Lets return now to the right way of thinking. Limiting number of threads. Doing this first time I looked closer at java default thread pooling class, ThreadPoolExecutor. This looked promisingly, but finally turned out unhandy. Java way of pooling work is different than I thought. You can establish a pool size, but when you feed the pool with new requests, it queues them up without locking. If you have 4 threads pool, the 5th invocation will be queued, and executed when a single thread will be free. If you are feeding this pool with a stream data, you rather quickly end up with similar situation to the previous one, because in each 0,1s you will read the data block, allocate the memory and put it into the queue. The advantage now is because the number of threads is limited, but this is not what I was looking for. Especially, that there's no easy way to wait for pool for finishing its job, and to exit from method when everything is done. So, I don't recommend this solution. I think this solution is made for serving such services, as I've written above - for example requests handling.

Much better is SimpleThreadPool from Quartz Schedule library. This is exactly what we need here. The solution is very simple and self-explanatory:

public void process(InputStream in, final OutputStream out) 
throws IOException, SchedulerConfigException {
        int i;
        byte[] buffer = new byte[512*1024];
        
        // spawn 4-threads pool
        SimpleThreadPool pool = new SimpleThreadPool(4, Thread.NORM_PRIORITY);
        pool.setThreadsInheritGroupOfInitializingThread(false);
        pool.initialize();
        
        while ((i = in.read(buffer))>-1) {
                final int size = i;
                final byte buf[] = buffer.clone();
                // run in the pooled thread
                pool.runInThread(new Runnable() {
                        
                        @Override
                        public void run() {
                                doAlgorithm(buf, size, out);
                        }
                        
                });
        }
        
        // wait for pool to finish the job and shutdown it
        pool.shutdown(true);
}


In point of fact I have nothing to add to this code.
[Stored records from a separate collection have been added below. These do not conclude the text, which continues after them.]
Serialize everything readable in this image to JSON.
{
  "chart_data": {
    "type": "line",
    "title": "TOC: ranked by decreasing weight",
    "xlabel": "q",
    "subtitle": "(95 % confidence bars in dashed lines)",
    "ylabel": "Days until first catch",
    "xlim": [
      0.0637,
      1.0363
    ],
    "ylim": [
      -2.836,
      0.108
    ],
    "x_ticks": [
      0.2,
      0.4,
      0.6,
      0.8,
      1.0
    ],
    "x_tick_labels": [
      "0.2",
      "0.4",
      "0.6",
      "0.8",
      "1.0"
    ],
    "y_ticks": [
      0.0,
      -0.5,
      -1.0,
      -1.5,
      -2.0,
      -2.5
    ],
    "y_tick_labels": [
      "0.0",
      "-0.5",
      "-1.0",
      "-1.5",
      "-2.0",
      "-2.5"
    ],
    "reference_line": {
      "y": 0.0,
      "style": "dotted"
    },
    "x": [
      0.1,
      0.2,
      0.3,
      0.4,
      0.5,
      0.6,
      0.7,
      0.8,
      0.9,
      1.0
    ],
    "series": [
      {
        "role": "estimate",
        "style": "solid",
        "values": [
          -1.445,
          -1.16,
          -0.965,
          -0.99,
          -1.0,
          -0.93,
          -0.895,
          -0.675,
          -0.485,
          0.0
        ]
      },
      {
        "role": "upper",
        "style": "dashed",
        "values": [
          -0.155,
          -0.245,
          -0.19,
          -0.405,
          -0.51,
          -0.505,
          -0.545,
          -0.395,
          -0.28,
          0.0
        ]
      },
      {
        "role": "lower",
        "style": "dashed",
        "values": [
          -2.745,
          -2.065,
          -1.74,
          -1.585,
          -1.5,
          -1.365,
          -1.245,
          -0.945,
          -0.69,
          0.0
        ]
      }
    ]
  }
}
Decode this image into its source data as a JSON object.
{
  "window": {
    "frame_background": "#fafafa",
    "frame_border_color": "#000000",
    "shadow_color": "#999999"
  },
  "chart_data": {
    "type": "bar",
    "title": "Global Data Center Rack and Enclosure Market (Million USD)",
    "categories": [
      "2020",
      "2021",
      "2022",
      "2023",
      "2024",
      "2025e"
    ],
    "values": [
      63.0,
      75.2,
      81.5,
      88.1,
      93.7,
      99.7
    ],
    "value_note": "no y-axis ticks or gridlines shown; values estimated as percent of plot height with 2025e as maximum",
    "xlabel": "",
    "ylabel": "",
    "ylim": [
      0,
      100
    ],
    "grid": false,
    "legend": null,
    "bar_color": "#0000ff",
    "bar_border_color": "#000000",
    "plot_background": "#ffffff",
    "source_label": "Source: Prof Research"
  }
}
Just maybe that pool.runInThread() call is locking until a single thread will be available and ready to eat next Runnable.
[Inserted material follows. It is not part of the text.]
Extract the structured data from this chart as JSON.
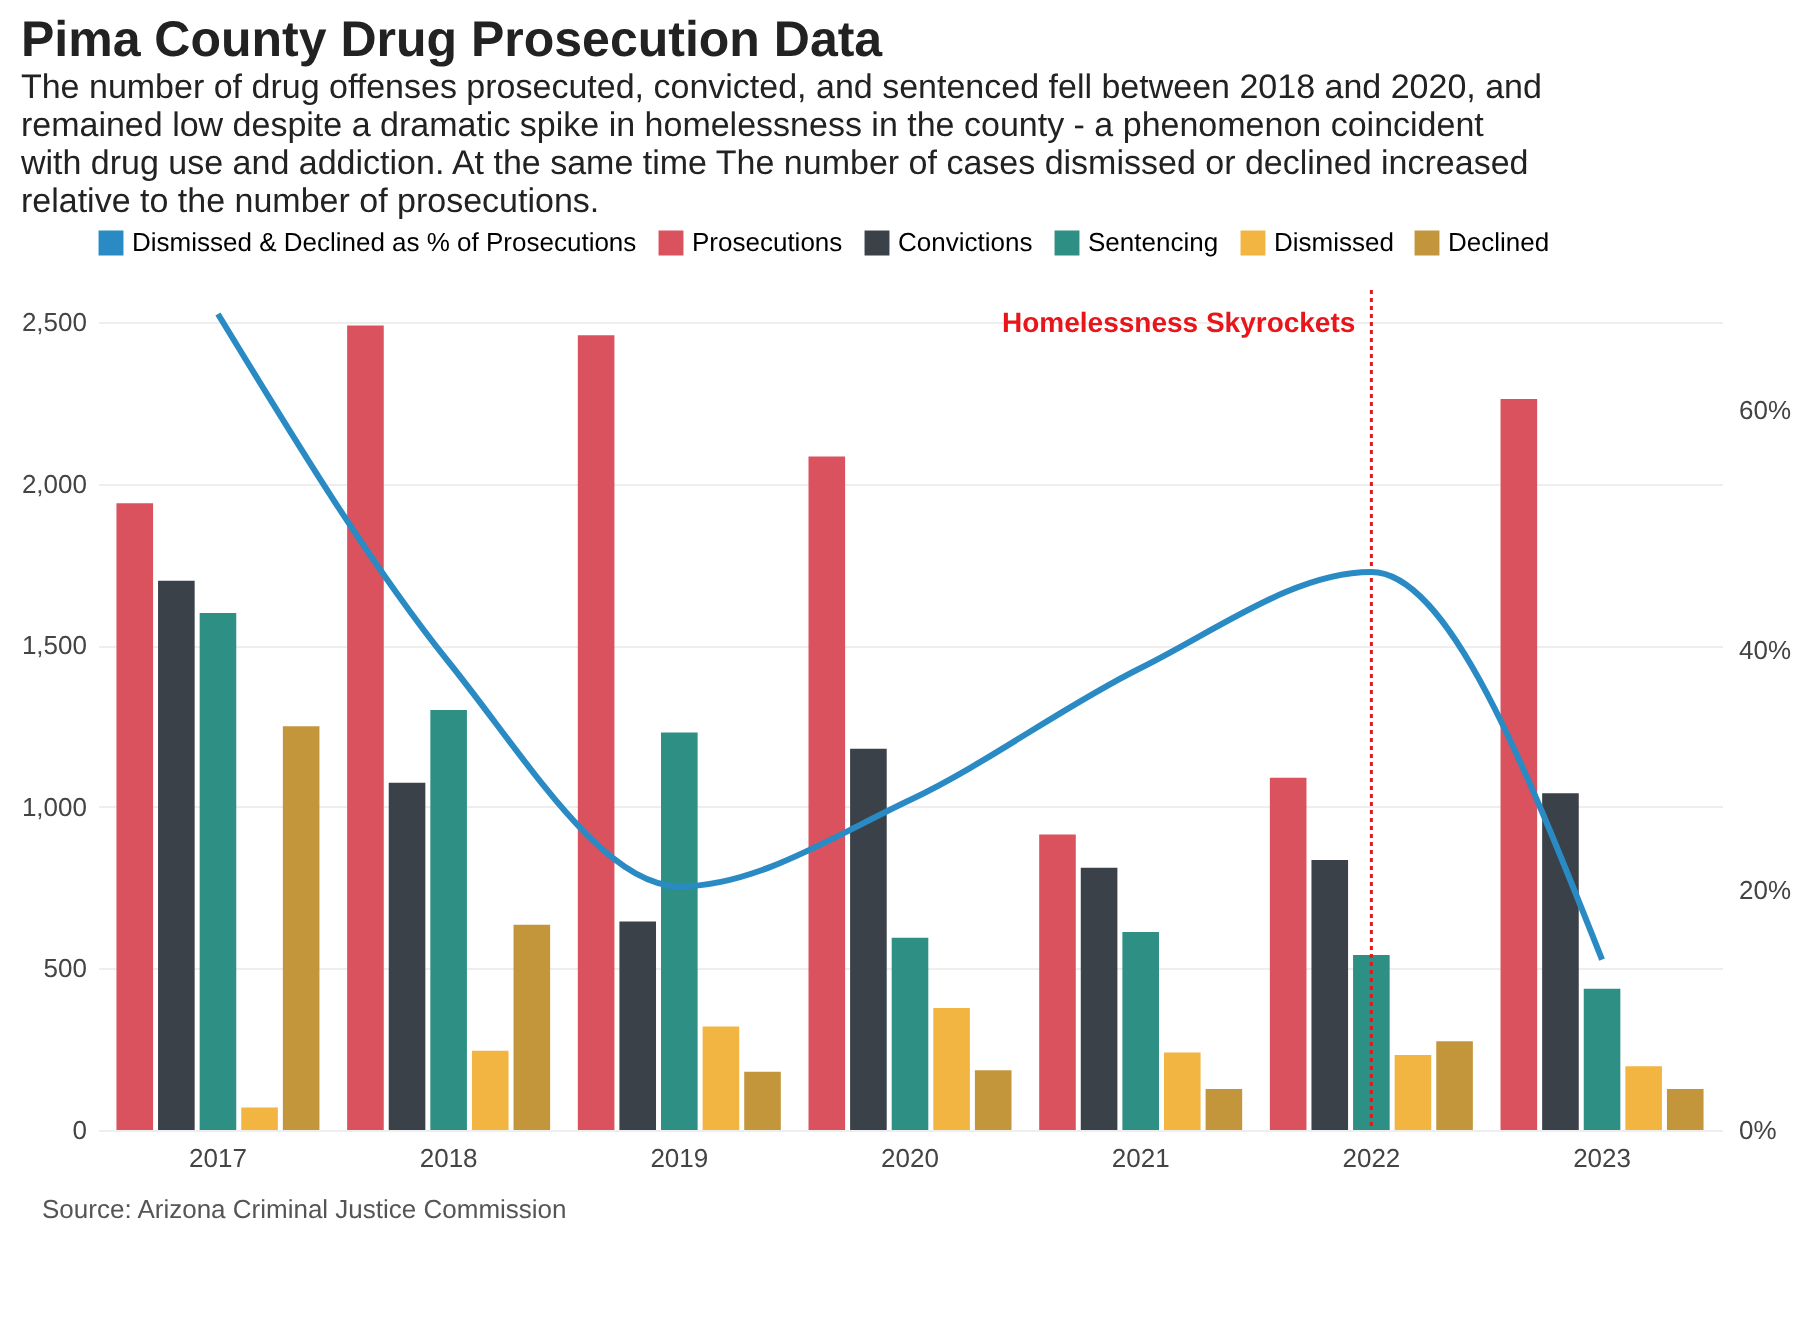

This is the final, well done solution that I prefer. But sometimes or someone may not want to use quartz for some reasons (like, we don't want to have 101st library integrated; but with quartz it's rather standard to have it - especially in Spring projects). I, for example, have been writing lately command line tests for some algorithms, outside the container, and also didn't want to play with  libs. This is the resulting pure Java implementation of discussed issue, using ThreadGroup:

public void process(InputStream in, final OutputStream out) 
throws IOException, SchedulerConfigException, InterruptedException {
        int i;
        byte[] buffer = new byte[512*1024];

        // initialize our "pool"
        int threads = 4;
        ThreadGroup group = new ThreadGroup("mypool");
        
        while ((i = in.read(buffer))>-1) {
                final int size = i;
                final byte buf[] = buffer.clone();
                
                // wait until there will be free "thread slot" in a "pool"
                synchronized (group) {
                        while (group.activeCount()>=threads) 
                                group.wait();
                }
                
                // run in the new thread in a group
                new Thread(group, new Runnable() {
                        
                        @Override
                        public void run() {
                                doAlgorithm(buf, size, out);
                        }
                        
                }).start();
        }
        
        // wait for pool finish the job and shutdown it
        synchronized (group) {
                while (group.activeCount()>0) 
                        group.wait();
        }
}


This is not really a pool implementation, because it spawns the new thread each time, but I'm presenting this, because it's very easy to achieve in Java. Other "pure" solutions would need to use own pool implementation, or playing with ThreadPoolExecutor.